Not all teachers in the lawsuit were able to keep a position with the district, as LaBash was terminated on Dec. 13 allegedly due to speaking out during a Nov. 15 board meeting. According to the lawsuit, LaBash was fired for “speaking with racial intent in criticizing the Defendants and for disrupting a public meeting.” Gillespie said the district’s portrayal of LaBash as a “Karen,” is inaccurate.

“I don’t know any Karen’s that go to board meetings, put their career on the line, to advocate for Black and Brown students, Karen’s don’t do that,” Gillespie said.

English, who resigned from her position as a science teacher at Proviso West, did not want to publicly comment on the lawsuit. 

Henderson did not respond to any requests for comment and messages left at the school district offices were not returned. When asked for a comment, board secretary Samuel Valtierrez directed all questions to Henderson and Della Patterson, board president. 

Patterson, along with Vice President Theresa Kelly and board members Rodney Alexander, Amanda Grant and Ned Wagner were not able to be reached for comment. 

When reached for comment regarding the lawsuit, board member Claudia Medina responded by saying, “Yes. It is absolutely true.” 

Prior to Henderson’s arrival, Gillespie said the district, which did have struggles, otherwise was able to maintain a solid foundation that included a booming IT department and a full-staff. 

“We were a pretty well functioning school, test scores not excellent, but we were a functioning school, we were thriving, until Dr. Henderson came on to our district and began to make complete cuts to our district,” Gillespie said. 

According to Gillespie, faculty at Proviso said they witnessed a shift in open lines of communication between the board, faculty, and families.

“It became an authoritative dictatorship where if you are questioning, you are racists,” Gillespie said, adding that the district had always worked hard to push a message of “One Proviso” to help make the schools an inclusive and accepting place for everyone. However, Gillespie said that under Henderson, tensions have risen. “There has been a lot of racial divide and that is something that he has used, ‘well you must be attacking this person because he is a Black man.” No. The question comes because incompetence has no color…that is not because of his color, that is because of his action and his record.” 

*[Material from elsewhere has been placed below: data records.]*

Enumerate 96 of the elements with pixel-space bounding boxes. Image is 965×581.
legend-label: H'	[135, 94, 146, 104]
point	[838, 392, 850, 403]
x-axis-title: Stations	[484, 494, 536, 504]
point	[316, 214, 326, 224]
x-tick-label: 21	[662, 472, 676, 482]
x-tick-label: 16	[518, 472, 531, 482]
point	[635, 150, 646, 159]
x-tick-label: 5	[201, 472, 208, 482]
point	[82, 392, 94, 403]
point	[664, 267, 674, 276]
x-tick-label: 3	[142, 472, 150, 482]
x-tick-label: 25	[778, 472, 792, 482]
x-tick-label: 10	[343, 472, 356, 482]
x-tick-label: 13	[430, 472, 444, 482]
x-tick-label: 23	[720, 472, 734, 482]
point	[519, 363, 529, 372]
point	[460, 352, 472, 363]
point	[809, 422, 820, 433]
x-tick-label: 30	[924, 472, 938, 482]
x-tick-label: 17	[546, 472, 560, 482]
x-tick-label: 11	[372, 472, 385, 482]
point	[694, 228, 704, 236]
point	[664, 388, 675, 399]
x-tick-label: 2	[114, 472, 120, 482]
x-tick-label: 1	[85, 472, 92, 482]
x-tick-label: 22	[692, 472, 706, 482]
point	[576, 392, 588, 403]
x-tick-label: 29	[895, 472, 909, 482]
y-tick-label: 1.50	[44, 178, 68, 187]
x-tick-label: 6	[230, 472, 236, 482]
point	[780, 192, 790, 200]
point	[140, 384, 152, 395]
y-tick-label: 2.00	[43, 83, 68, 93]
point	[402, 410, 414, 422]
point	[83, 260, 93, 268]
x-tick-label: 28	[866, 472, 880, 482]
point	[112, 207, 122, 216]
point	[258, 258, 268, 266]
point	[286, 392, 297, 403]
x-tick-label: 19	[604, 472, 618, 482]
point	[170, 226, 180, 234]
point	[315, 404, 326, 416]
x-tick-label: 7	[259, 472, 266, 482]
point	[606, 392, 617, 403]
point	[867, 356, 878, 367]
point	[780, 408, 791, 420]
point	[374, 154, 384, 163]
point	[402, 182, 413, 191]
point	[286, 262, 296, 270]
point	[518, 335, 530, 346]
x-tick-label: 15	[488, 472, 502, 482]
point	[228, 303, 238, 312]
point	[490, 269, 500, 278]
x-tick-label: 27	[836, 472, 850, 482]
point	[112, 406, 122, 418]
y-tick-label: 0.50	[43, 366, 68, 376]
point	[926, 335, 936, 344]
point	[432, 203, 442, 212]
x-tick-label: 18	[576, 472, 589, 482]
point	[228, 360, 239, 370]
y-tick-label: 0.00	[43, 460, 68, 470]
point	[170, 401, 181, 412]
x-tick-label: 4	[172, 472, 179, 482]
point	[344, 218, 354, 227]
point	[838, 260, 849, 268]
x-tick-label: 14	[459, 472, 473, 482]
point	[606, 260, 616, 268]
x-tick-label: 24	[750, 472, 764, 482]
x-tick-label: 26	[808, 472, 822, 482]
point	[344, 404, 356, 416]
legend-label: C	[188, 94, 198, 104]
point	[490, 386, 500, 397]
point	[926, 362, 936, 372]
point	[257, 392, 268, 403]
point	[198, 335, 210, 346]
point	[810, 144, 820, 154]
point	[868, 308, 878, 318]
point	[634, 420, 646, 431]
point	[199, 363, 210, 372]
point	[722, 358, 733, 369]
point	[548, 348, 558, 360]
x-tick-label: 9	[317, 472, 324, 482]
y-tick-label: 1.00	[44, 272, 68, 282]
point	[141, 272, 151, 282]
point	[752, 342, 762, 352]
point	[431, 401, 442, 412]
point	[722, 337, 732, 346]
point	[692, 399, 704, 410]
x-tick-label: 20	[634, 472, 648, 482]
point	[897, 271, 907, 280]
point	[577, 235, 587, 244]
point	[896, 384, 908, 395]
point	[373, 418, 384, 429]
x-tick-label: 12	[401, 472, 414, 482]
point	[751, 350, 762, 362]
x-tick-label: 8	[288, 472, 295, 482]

The educators said their goal is to continue to bring attention to the issues that Proviso schools are facing, for retaliation to stop, for people to ask why board members allow a superintendent who does not have the students best interest in mind to continue to lead the district. 

The lawsuit seeks to reinstate English and LaBash along with expunging any disciplinary suspensions for O’Connor and Gillespie. The teachers also seek to be granted damages for their loss of income and legal fees. 

With hopes of getting back into the classrooms, the teachers seek to sound the alarm as they believe their duty requires them too. 

“We are mandated reporters, that means that by law, we can be legally held if we don’t report abuse. The understanding that we are mandated reporters should not change when the abusers are the districts. Our voices should be protected and respected,” Gillespie said. “And that is something that this superintendent, backed by this board majority, have not done.”